Malgré l’environnement inhospitalier, « les gens ont quand même réussi à s’échapper en sautant du camion », se souvient Nadjilem.
« Certains ont réussi, mais seulement ceux qui ont eu de la chance. Les autres ont été abattus par les gardes », ajoute-t-il.
« Nous apprenons que des corps ont été jetés dans la brousse sur le chemin de Koro Toro et que de nombreuses personnes sont peut-être mortes au centre de détention. Nous travaillons toujours pour confirmer ces détails », a déclaré Mudge de HRW.
'Guantanamo tchadien'
L’Organisation mondiale contre la torture a déclaré que plus de 2 000 personnes avaient été arrêtées avant et après les manifestations, mais le gouvernement n’a admis que 621, dont 83 mineurs, qui ont tous été emmenés à Koro Toro.
La prison de Koro Toro, représentée sur les images satellites comme une tache ocre assiégée par des dunes dans le centre du pays, a été construite en 1996 dans une zone inhabitée et difficile d’accès.

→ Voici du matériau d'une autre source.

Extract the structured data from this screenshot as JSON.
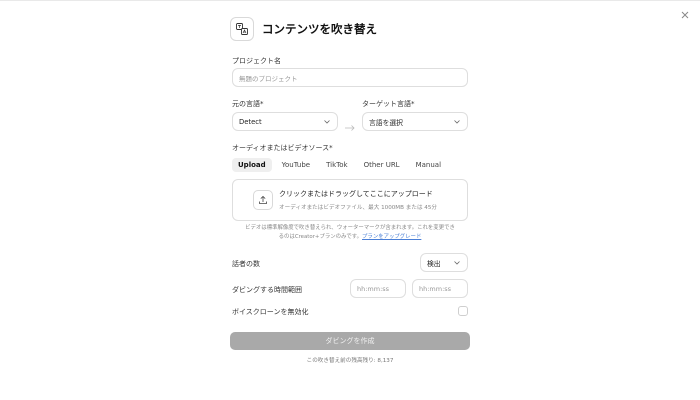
{
  "dialog": {
    "title": "コンテンツを吹き替え",
    "header_icon": "translate-icon",
    "close_icon": "close-icon"
  },
  "project_name": {
    "label": "プロジェクト名",
    "placeholder": "無題のプロジェクト"
  },
  "source_language": {
    "label": "元の言語",
    "required_mark": "*",
    "value": "Detect"
  },
  "target_language": {
    "label": "ターゲット言語",
    "required_mark": "*",
    "value": "言語を選択"
  },
  "arrow_icon": "arrow-right-icon",
  "source": {
    "label": "オーディオまたはビデオソース",
    "required_mark": "*",
    "tabs": [
      "Upload",
      "YouTube",
      "TikTok",
      "Other URL",
      "Manual"
    ],
    "active_tab": "Upload"
  },
  "upload": {
    "icon": "upload-icon",
    "title": "クリックまたはドラッグしてここにアップロード",
    "subtitle": "オーディオまたはビデオファイル、最大 1000MB または 45分"
  },
  "notice": {
    "text_line1": "ビデオは標準解像度で吹き替えられ、ウォーターマークが含まれます。これを変更でき",
    "text_line2": "るのはCreator+プランのみです。",
    "link": "プランをアップグレード"
  },
  "speakers": {
    "label": "話者の数",
    "value": "検出"
  },
  "time_range": {
    "label": "ダビングする時間範囲",
    "start_placeholder": "hh:mm:ss",
    "end_placeholder": "hh:mm:ss"
  },
  "voice_clone": {
    "label": "ボイスクローンを無効化",
    "checked": false
  },
  "submit": {
    "label": "ダビングを作成"
  },
  "footer": {
    "remaining": "この吹き替え前の残高残り: 8,137"
  },
  "colors": {
    "submit_bg": "#a9a9a9",
    "link": "#4a7fd6",
    "border": "#dedede"
  }
}
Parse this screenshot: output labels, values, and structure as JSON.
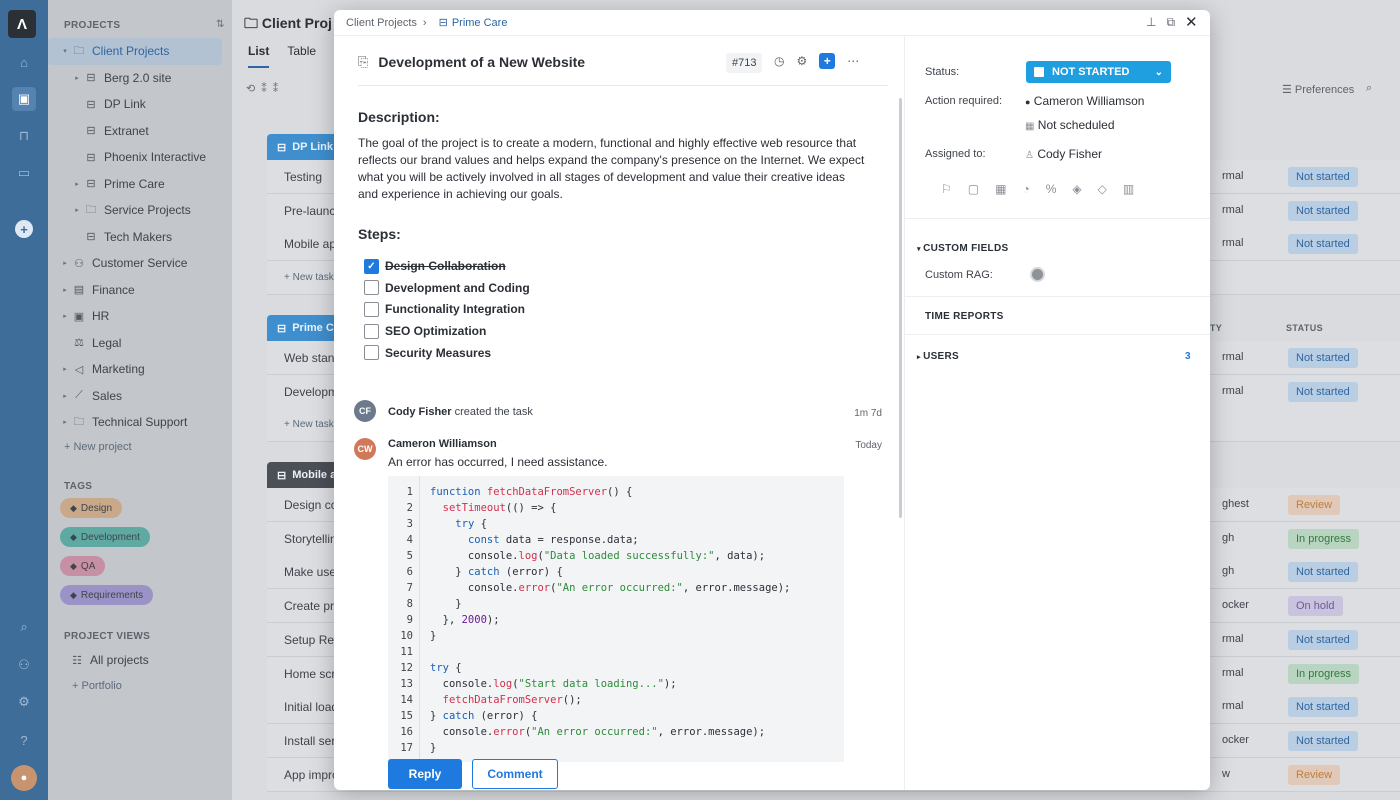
{
  "sidebar": {
    "heading": "PROJECTS",
    "tree": [
      {
        "label": "Client Projects",
        "icon": "folder-icon",
        "caret": "▾",
        "selected": true,
        "indent": 0
      },
      {
        "label": "Berg 2.0 site",
        "icon": "briefcase-icon",
        "caret": "▸",
        "indent": 1
      },
      {
        "label": "DP Link",
        "icon": "briefcase-icon",
        "caret": "",
        "indent": 1
      },
      {
        "label": "Extranet",
        "icon": "briefcase-icon",
        "caret": "",
        "indent": 1
      },
      {
        "label": "Phoenix Interactive",
        "icon": "briefcase-icon",
        "caret": "",
        "indent": 1
      },
      {
        "label": "Prime Care",
        "icon": "briefcase-icon",
        "caret": "▸",
        "indent": 1
      },
      {
        "label": "Service Projects",
        "icon": "folder-icon",
        "caret": "▸",
        "indent": 1
      },
      {
        "label": "Tech Makers",
        "icon": "briefcase-icon",
        "caret": "",
        "indent": 1
      },
      {
        "label": "Customer Service",
        "icon": "support-icon",
        "caret": "▸",
        "indent": 0
      },
      {
        "label": "Finance",
        "icon": "calculator-icon",
        "caret": "▸",
        "indent": 0
      },
      {
        "label": "HR",
        "icon": "id-card-icon",
        "caret": "▸",
        "indent": 0
      },
      {
        "label": "Legal",
        "icon": "legal-icon",
        "caret": "",
        "indent": 0
      },
      {
        "label": "Marketing",
        "icon": "megaphone-icon",
        "caret": "▸",
        "indent": 0
      },
      {
        "label": "Sales",
        "icon": "sales-icon",
        "caret": "▸",
        "indent": 0
      },
      {
        "label": "Technical Support",
        "icon": "folder-icon",
        "caret": "▸",
        "indent": 0
      }
    ],
    "new_project": "+ New project",
    "tags_heading": "TAGS",
    "tags": [
      {
        "label": "Design",
        "color": "#c9a98a"
      },
      {
        "label": "Development",
        "color": "#5fa9a3"
      },
      {
        "label": "QA",
        "color": "#c78fa3"
      },
      {
        "label": "Requirements",
        "color": "#9b93c8"
      }
    ],
    "views_heading": "PROJECT VIEWS",
    "all_projects": "All projects",
    "portfolio": "+ Portfolio"
  },
  "main": {
    "title": "Client Proj",
    "tabs": [
      "List",
      "Table"
    ],
    "preferences": "Preferences",
    "col_priority": "ITY",
    "col_status": "STATUS",
    "groups": [
      {
        "label": "DP Link",
        "color": "#3f8fcf"
      },
      {
        "label": "Prime C",
        "color": "#3f8fcf"
      },
      {
        "label": "Mobile a",
        "color": "#4b4f56"
      }
    ],
    "new_task": "+ New task",
    "rows_group1": [
      {
        "name": "Testing",
        "priority": "rmal",
        "status": "Not started",
        "status_color": "not"
      },
      {
        "name": "Pre-launch",
        "priority": "rmal",
        "status": "Not started",
        "status_color": "not"
      },
      {
        "name": "Mobile app",
        "priority": "rmal",
        "status": "Not started",
        "status_color": "not"
      }
    ],
    "rows_group2": [
      {
        "name": "Web stand",
        "priority": "rmal",
        "status": "Not started",
        "status_color": "not"
      },
      {
        "name": "Developm",
        "priority": "rmal",
        "status": "Not started",
        "status_color": "not"
      }
    ],
    "rows_group3": [
      {
        "name": "Design co",
        "priority": "ghest",
        "status": "Review",
        "status_color": "review"
      },
      {
        "name": "Storytellin",
        "priority": "gh",
        "status": "In progress",
        "status_color": "prog"
      },
      {
        "name": "Make use",
        "priority": "gh",
        "status": "Not started",
        "status_color": "not"
      },
      {
        "name": "Create pro",
        "priority": "ocker",
        "status": "On hold",
        "status_color": "hold"
      },
      {
        "name": "Setup Rea",
        "priority": "rmal",
        "status": "Not started",
        "status_color": "not"
      },
      {
        "name": "Home scr",
        "priority": "rmal",
        "status": "In progress",
        "status_color": "prog"
      },
      {
        "name": "Initial load",
        "priority": "rmal",
        "status": "Not started",
        "status_color": "not"
      },
      {
        "name": "Install ser",
        "priority": "ocker",
        "status": "Not started",
        "status_color": "not"
      },
      {
        "name": "App impro",
        "priority": "w",
        "status": "Review",
        "status_color": "review"
      }
    ]
  },
  "dialog": {
    "breadcrumb_root": "Client Projects",
    "breadcrumb_sep": "›",
    "breadcrumb_project": "Prime Care",
    "task_title": "Development of a New Website",
    "task_id": "#713",
    "description_heading": "Description:",
    "description": "The goal of the project is to create a modern, functional and highly effective web resource that reflects our brand values and helps expand the company's presence on the Internet. We expect what you will be actively involved in all stages of development and value their creative ideas and experience in achieving our goals.",
    "steps_heading": "Steps:",
    "steps": [
      {
        "label": "Design Collaboration",
        "done": true
      },
      {
        "label": "Development and Coding",
        "done": false
      },
      {
        "label": "Functionality Integration",
        "done": false
      },
      {
        "label": "SEO Optimization",
        "done": false
      },
      {
        "label": "Security Measures",
        "done": false
      }
    ],
    "activity": {
      "author": "Cody Fisher",
      "action": "created the task",
      "time": "1m 7d"
    },
    "comment": {
      "author": "Cameron Williamson",
      "time": "Today",
      "text": "An error has occurred, I need assistance.",
      "code_lines": [
        "function fetchDataFromServer() {",
        "  setTimeout(() => {",
        "    try {",
        "      const data = response.data;",
        "      console.log(\"Data loaded successfully:\", data);",
        "    } catch (error) {",
        "      console.error(\"An error occurred:\", error.message);",
        "    }",
        "  }, 2000);",
        "}",
        "",
        "try {",
        "  console.log(\"Start data loading...\");",
        "  fetchDataFromServer();",
        "} catch (error) {",
        "  console.error(\"An error occurred:\", error.message);",
        "}"
      ]
    },
    "reply_label": "Reply",
    "comment_label": "Comment",
    "right": {
      "status_label": "Status:",
      "status_value": "NOT STARTED",
      "action_label": "Action required:",
      "action_value": "Cameron Williamson",
      "schedule_value": "Not scheduled",
      "assigned_label": "Assigned to:",
      "assigned_value": "Cody Fisher",
      "custom_fields": "CUSTOM FIELDS",
      "custom_rag": "Custom RAG:",
      "time_reports": "TIME REPORTS",
      "users": "USERS",
      "users_count": "3"
    }
  },
  "colors": {
    "accent": "#1f7ae0",
    "status_blue": "#1f9ee0",
    "rail": "#3e6d9a"
  }
}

Il peut accueillir 500 ou 600 détenus et est principalement une destination pour ceux qui purgent de longues peines pour terrorisme.

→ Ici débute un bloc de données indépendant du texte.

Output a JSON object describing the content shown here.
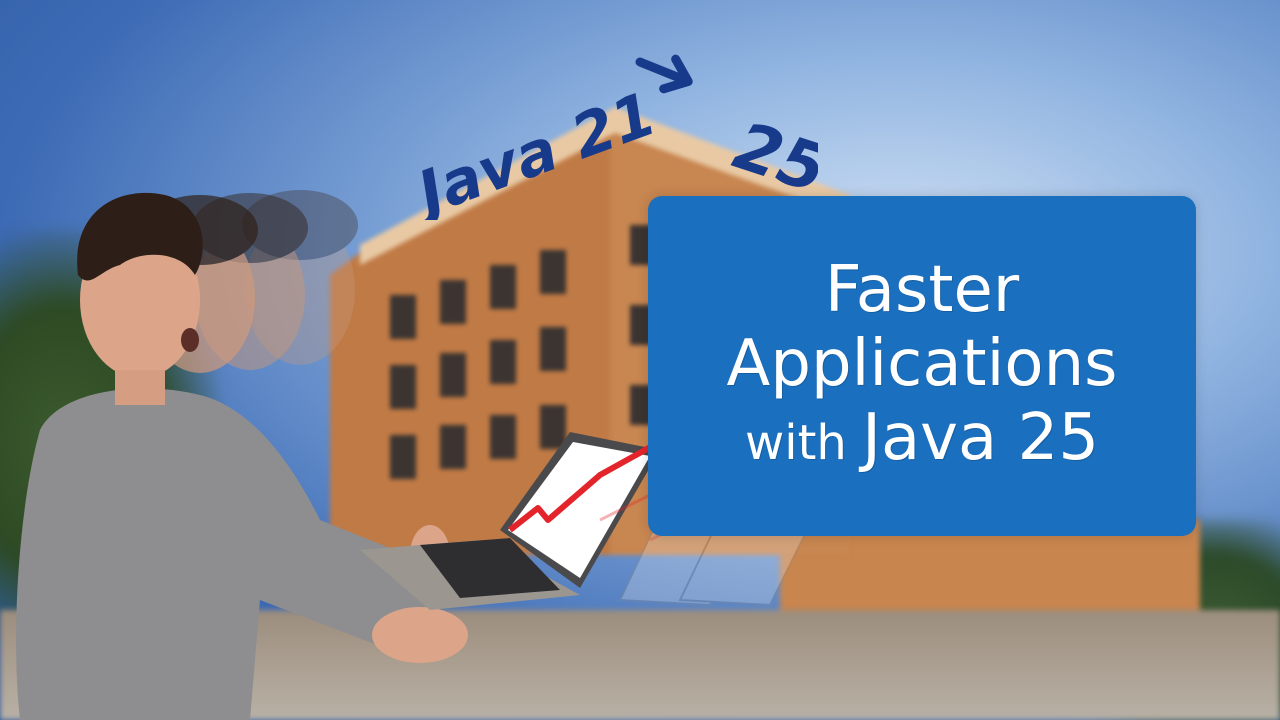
{
  "headline": {
    "from_version": "Java 21",
    "to_version": "25"
  },
  "title_card": {
    "line1": "Faster",
    "line2": "Applications",
    "line3_prefix": "with",
    "line3_main": "Java 25"
  },
  "colors": {
    "card_blue": "#1a6fbf",
    "headline_navy": "#183a8a",
    "trend_red": "#e3242b",
    "building_orange": "#c9854e"
  },
  "icons": [
    "arrow-right-icon",
    "trend-up-icon"
  ]
}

Des combattants des groupes djihadistes de Boko Haram et de l’État islamique y sont détenus, ce qui lui a valu le surnom de « Guantanemo tchadien » – un clin d’œil à la tristement célèbre prison militaire américaine.
« Aucun prisonnier ne peut s’échapper, ils risquent de mourir de soif », a déclaré à l’AFP un ancien ministre de la Justice sous couvert d’anonymat.
Les personnes emprisonnées après les manifestations y ont été maintenues sans accès à leurs avocats ni à leurs familles, dont certaines ont déclaré à l’AFP qu’elles ne savaient pas si leurs enfants étaient encore en vie.
Torturés par les djihadistes
Le 11 décembre, 401 des personnes arrêtées ont bénéficié d’un procès collectif de quatre jours.
Les procureurs ont déclaré que 262 personnes avaient été condamnées à deux à trois ans de prison pour « rassemblement non autorisé » et « trouble à l’ordre public », entre autres crimes.
Les 139 autres ont été libérés, certains en liberté surveillée. Les prisonniers mineurs ont été ramenés à N’Djamena, où ils attendent de comparaître devant un juge pour enfants.
« Des gens ont été arrêtés dans des conditions illégales, jugés dans des conditions illégales », a déclaré le coordinateur d’un collectif d’avocats de la défense des personnes arrêtées, Frédéric Dainonet.
À Koro Toro, « nous avons été placés dans des cellules de 40 à 50 personnes. Nous avons été confiés à des djihadistes, ils étaient nos geôliers. Ils nous ont frappés avec des barres de fer », a déclaré Yves. Nadjilem a soutenu cela, ajoutant que des « djihadistes de Boko Haram » avaient été chargés de les torturer.
« Il existe des allégations sérieuses et fiables de cas de torture à Koro Toro, dont certains ont entraîné la mort de détenus », a déclaré Lewis Mudge, qui s’est rendu au Tchad à plusieurs reprises pour enquêter sur les événements entourant les manifestations de HRW.
Le porte-parole du gouvernement et le ministère de la Défense n’ont pas répondu aux multiples demandes de commentaires sur les accusations.